Discussion in 'Trading' started by newdog, Feb 15, 2018.

  1. newdog


    If there is an asset class where the price is trending up or down and there is no way of hedging the exposure, how do market makers post bid and ask. Is there a stop loss as it is hard to predict the random momentum up or down at any instance in time.
  2. They widen the spread and move it to compensate for their inventory.
  3. Yeah, well, they can widen all they like, but if all the trade is on one side......
  4. Products with no options and you have a concentrated position - thoughts ?
  5. zdreg


    ask yourself a different question. how did specialist on the floor on the nyse and market-makers make money before the CBOE.
    when you figure out that answer your question becomes void.
  6. They lost money. Every share I sell drives my entire inventory down. There is little open interest that isn't me and it's not well correlated to any index.
  7. RRY16


    Specialist on NYSE and Options would declare a fast market and rip the eye balls out of the retail crowd and if it was full blown one way market they would halt the stock.. I don’t think NYSE Specialists ever hedged with Options but I could be wrong. They had a license to print money.
  8. zdreg



    read classic books by richard ney. it was a license to print money because in order to maintain an orderly market they were forced to sell to the public who were inevitably wrong. buying at the top and selling at the bottom

    it is harder nowadays because increments are in pennies. that is why the SOBs in the industry are fighting to bring back nickel increments and to reinstall the uptick rule for shorts, just like in the old days. of course they and their cohorts were exempt from uptick rules and locate rules for shorts.
    Last edited: Feb 15, 2018
  9. MM's hedge stocks, futures and options with each other. One way market or not.

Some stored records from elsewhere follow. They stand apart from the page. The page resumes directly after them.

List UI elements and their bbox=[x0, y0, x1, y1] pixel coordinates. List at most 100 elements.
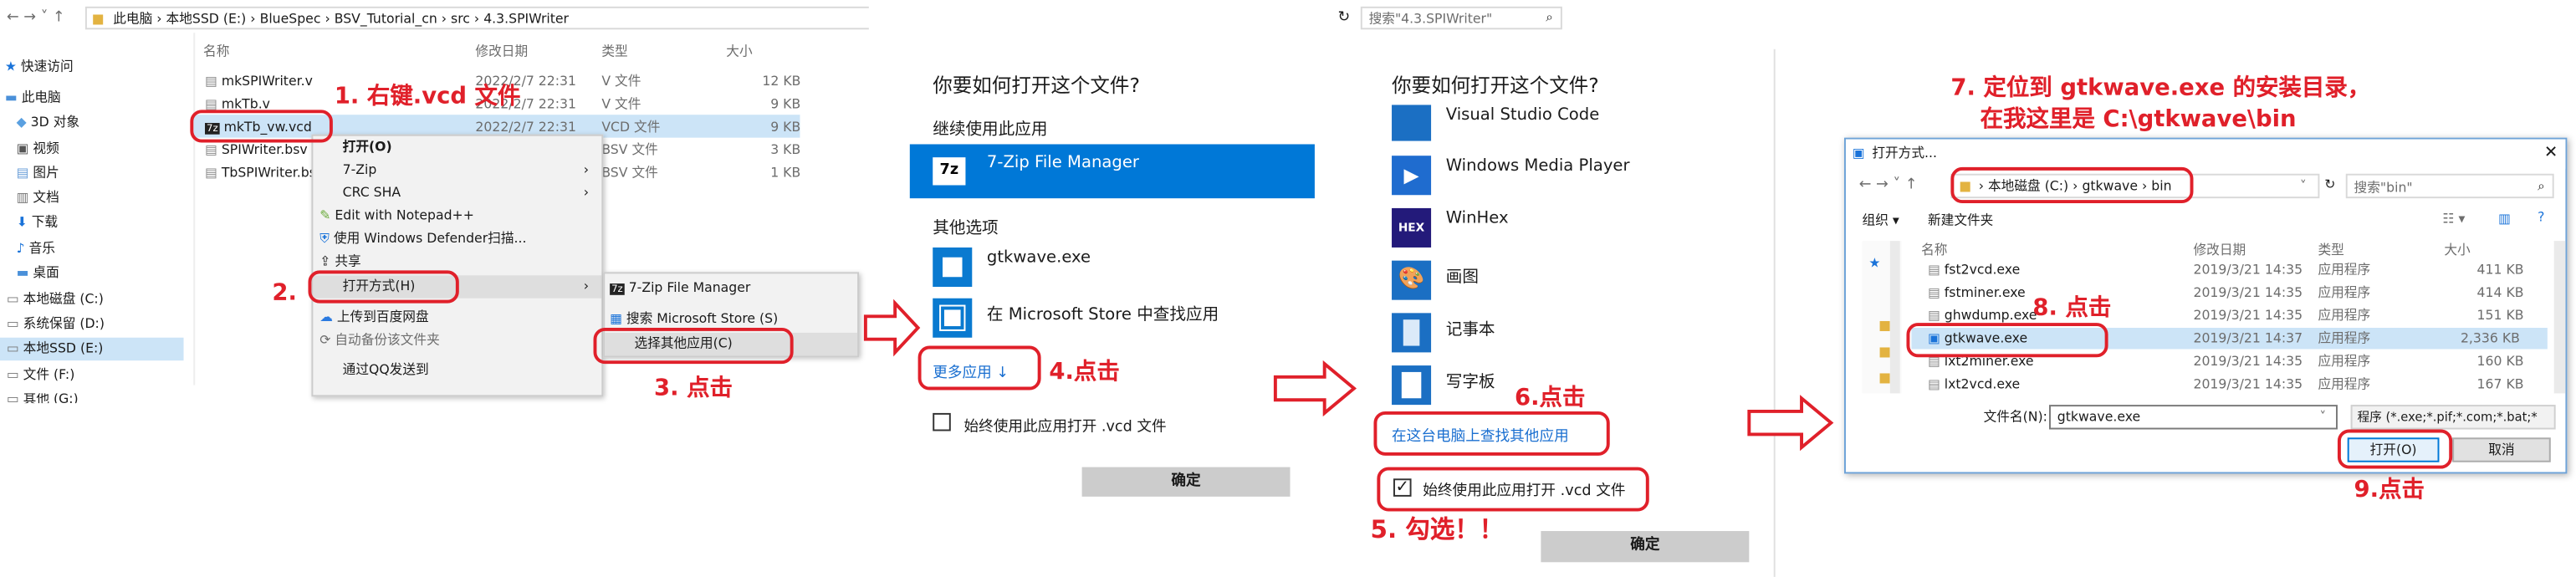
cancel-button[interactable]: 取消 bbox=[2452, 437, 2551, 462]
file-date: 2019/3/21 14:35 bbox=[2193, 376, 2303, 392]
file-row[interactable]: ▤ ghwdump.exe bbox=[1928, 309, 2037, 323]
sidebar-item[interactable]: ★ 快速访问 bbox=[5, 60, 74, 74]
sidebar-item[interactable]: ▣ 视频 bbox=[17, 142, 59, 156]
store-icon bbox=[933, 298, 973, 338]
dialog1-always-checkbox[interactable] bbox=[933, 412, 951, 431]
dialog2-app[interactable]: 画图 bbox=[1446, 263, 1479, 287]
dialog2-divider bbox=[1773, 48, 1776, 577]
col-size[interactable]: 大小 bbox=[726, 45, 752, 59]
file-row[interactable]: ▤ SPIWriter.bsv bbox=[205, 144, 308, 157]
sidebar-item[interactable]: ▥ 文档 bbox=[17, 191, 59, 205]
file-row[interactable]: ▤ fst2vcd.exe bbox=[1928, 263, 2020, 278]
sidebar-item[interactable]: ⬇ 下载 bbox=[17, 216, 58, 230]
col-type[interactable]: 类型 bbox=[2318, 243, 2343, 258]
refresh-icon[interactable]: ↻ bbox=[1337, 11, 1350, 27]
sidebar-item[interactable]: ▬ 桌面 bbox=[17, 267, 59, 280]
dialog2-app[interactable]: WinHex bbox=[1446, 210, 1509, 228]
highlight-vcd-file bbox=[190, 110, 333, 143]
file-size: 167 KB bbox=[2476, 376, 2524, 392]
sidebar-item[interactable]: ◆ 3D 对象 bbox=[17, 115, 79, 130]
menu-item-qq[interactable]: 通过QQ发送到 bbox=[343, 363, 429, 377]
sidebar-item[interactable]: ▭ 系统保留 (D:) bbox=[7, 317, 105, 331]
nav-arrows[interactable]: ← → ˅ ↑ bbox=[1859, 178, 1918, 194]
submenu-store[interactable]: ▦ 搜索 Microsoft Store (S) bbox=[610, 312, 778, 326]
file-size: 2,336 KB bbox=[2460, 330, 2520, 346]
help-icon[interactable]: ? bbox=[2538, 211, 2544, 225]
address-bar[interactable]: ■ 此电脑 › 本地SSD (E:) › BlueSpec › BSV_Tuto… bbox=[84, 6, 869, 30]
view-icon[interactable]: ☷ ▾ bbox=[2442, 212, 2465, 227]
file-row[interactable]: ▤ mkSPIWriter.v bbox=[205, 74, 313, 89]
list-scrollbar[interactable] bbox=[2553, 241, 2566, 394]
file-row[interactable]: ▤ lxt2vcd.exe bbox=[1928, 378, 2020, 392]
col-name[interactable]: 名称 bbox=[203, 45, 229, 59]
dialog2-app[interactable]: 写字板 bbox=[1446, 367, 1495, 392]
file-row[interactable]: ▤ lxt2miner.exe bbox=[1928, 355, 2034, 369]
file-row[interactable]: ▤ TbSPIWriter.bsv bbox=[205, 166, 324, 181]
sidebar-item[interactable]: ▭ 本地磁盘 (C:) bbox=[7, 293, 104, 307]
chevron-down-icon[interactable]: ˅ bbox=[2300, 180, 2307, 194]
menu-item-autobackup[interactable]: ⟳ 自动备份该文件夹 bbox=[319, 334, 440, 348]
tree-scrollbar[interactable] bbox=[1889, 241, 1900, 394]
filetype-select[interactable]: 程序 (*.exe;*.pif;*.com;*.bat;* bbox=[2350, 405, 2556, 430]
gtkwave-icon bbox=[933, 247, 973, 287]
openwith-title: 打开方式... bbox=[1872, 146, 1938, 161]
sidebar-item[interactable]: ▤ 图片 bbox=[17, 166, 59, 181]
dialog2-app[interactable]: Visual Studio Code bbox=[1446, 106, 1600, 125]
filename-input[interactable]: gtkwave.exe ˅ bbox=[2049, 405, 2338, 430]
col-date[interactable]: 修改日期 bbox=[475, 45, 528, 59]
sidebar-item[interactable]: ▭ 其他 (G:) bbox=[7, 393, 79, 403]
annotation-2: 2. bbox=[272, 280, 297, 307]
dialog1-app-store[interactable]: 在 Microsoft Store 中查找应用 bbox=[987, 300, 1219, 325]
file-row[interactable]: ▤ fstminer.exe bbox=[1928, 286, 2026, 300]
sidebar-item[interactable]: ▬ 此电脑 bbox=[5, 91, 61, 105]
winhex-icon: HEX bbox=[1392, 207, 1432, 248]
dialog2-app[interactable]: 记事本 bbox=[1446, 314, 1495, 340]
annotation-7b: 在我这里是 C:\gtkwave\bin bbox=[1980, 106, 2297, 133]
menu-item-crc[interactable]: CRC SHA bbox=[343, 186, 401, 200]
annotation-5: 5. 勾选！！ bbox=[1370, 514, 1505, 544]
menu-item-defender[interactable]: ⛨ 使用 Windows Defender扫描... bbox=[319, 232, 526, 246]
dialog1-selected-app-label: 7-Zip File Manager bbox=[986, 154, 1139, 172]
file-size: 3 KB bbox=[770, 142, 801, 158]
refresh-icon[interactable]: ↻ bbox=[2324, 178, 2335, 192]
dialog1-app-gtkwave[interactable]: gtkwave.exe bbox=[987, 249, 1091, 268]
sidebar-item[interactable]: ▭ 文件 (F:) bbox=[7, 368, 74, 382]
menu-item-share[interactable]: ⇪ 共享 bbox=[319, 255, 360, 269]
col-type[interactable]: 类型 bbox=[601, 45, 627, 59]
col-date[interactable]: 修改日期 bbox=[2193, 243, 2246, 258]
filename-label: 文件名(N): bbox=[1983, 410, 2047, 425]
new-folder-button[interactable]: 新建文件夹 bbox=[1928, 214, 1993, 228]
file-size: 160 KB bbox=[2476, 354, 2524, 369]
menu-item-baidu[interactable]: ☁ 上传到百度网盘 bbox=[319, 310, 428, 324]
sidebar-item[interactable]: ▭ 本地SSD (E:) bbox=[7, 342, 104, 356]
close-icon[interactable]: ✕ bbox=[2544, 145, 2558, 162]
file-size: 414 KB bbox=[2476, 285, 2524, 300]
menu-item-notepadpp[interactable]: ✎ Edit with Notepad++ bbox=[319, 209, 474, 223]
organize-button[interactable]: 组织 ▾ bbox=[1863, 214, 1899, 228]
file-size: 12 KB bbox=[762, 74, 801, 89]
file-type: VCD 文件 bbox=[601, 120, 661, 135]
search-icon: ⌕ bbox=[2538, 178, 2545, 194]
col-size[interactable]: 大小 bbox=[2444, 243, 2470, 258]
dialog2-app[interactable]: Windows Media Player bbox=[1446, 157, 1630, 176]
file-type: 应用程序 bbox=[2318, 262, 2371, 278]
highlight-open bbox=[2337, 429, 2453, 469]
file-size: 411 KB bbox=[2476, 262, 2524, 278]
dialog2-ok-button[interactable]: 确定 bbox=[1541, 531, 1750, 563]
explorer-search[interactable]: 搜索"4.3.SPIWriter" ⌕ bbox=[1360, 6, 1562, 30]
dialog1-ok-button[interactable]: 确定 bbox=[1081, 467, 1291, 497]
menu-item-7zip[interactable]: 7-Zip bbox=[343, 163, 377, 177]
dialog1-continue-label: 继续使用此应用 bbox=[933, 121, 1048, 140]
submenu-7zip[interactable]: 7z 7-Zip File Manager bbox=[610, 281, 750, 295]
sidebar-item[interactable]: ♪ 音乐 bbox=[17, 242, 55, 256]
menu-item-open[interactable]: 打开(O) bbox=[343, 140, 392, 155]
pane-icon[interactable]: ▥ bbox=[2498, 212, 2511, 227]
col-name[interactable]: 名称 bbox=[1921, 243, 1947, 258]
address-crumbs: 此电脑 › 本地SSD (E:) › BlueSpec › BSV_Tutori… bbox=[113, 11, 569, 27]
annotation-9: 9.点击 bbox=[2354, 477, 2425, 503]
nav-arrows[interactable]: ← → ˅ ↑ bbox=[7, 11, 65, 27]
openwith-search[interactable]: 搜索"bin" ⌕ bbox=[2345, 173, 2554, 199]
submenu-arrow-icon: › bbox=[583, 185, 590, 201]
highlight-find-other bbox=[1373, 411, 1610, 456]
file-date: 2019/3/21 14:35 bbox=[2193, 262, 2303, 278]
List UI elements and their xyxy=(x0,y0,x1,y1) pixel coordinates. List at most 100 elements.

    Otherwise they go home.
  10. spread'em


    It depends on so many factors...

    If hedging out a blue chip and for some reason you couldn't hedge with that same product at some point, you would get creative. One example might be hedging via a basket of highly correlated stocks until you can hedge properly.

    If hedging out a micro cap stock with low OI it will be done via phone. If a client inquires about it, then you will put the feelers out with other MMs and see if any clients are holding this particular stock. In most cases someone will find someone who has some and you add on your spread to the bid/ask.

    To answer a more broad Q from the OP...Every MM will vary depending on in house risk management practices but from past exp. - using FX as an example, you will have limits on the size of a position you can build up directionaly for each ccy. For G10 your limits will be much higher than exotics for example, and flow will usually net off to some extent, but if your book starts getting heavy on one side, say you are Long USD, you will start posting really attractive Offers on USD in order to attract flow looking to buy USD from you. If you breach limits you will need to hedge out risk asap and as your book moves against you you will need to start hedging out as well to mitigate losses.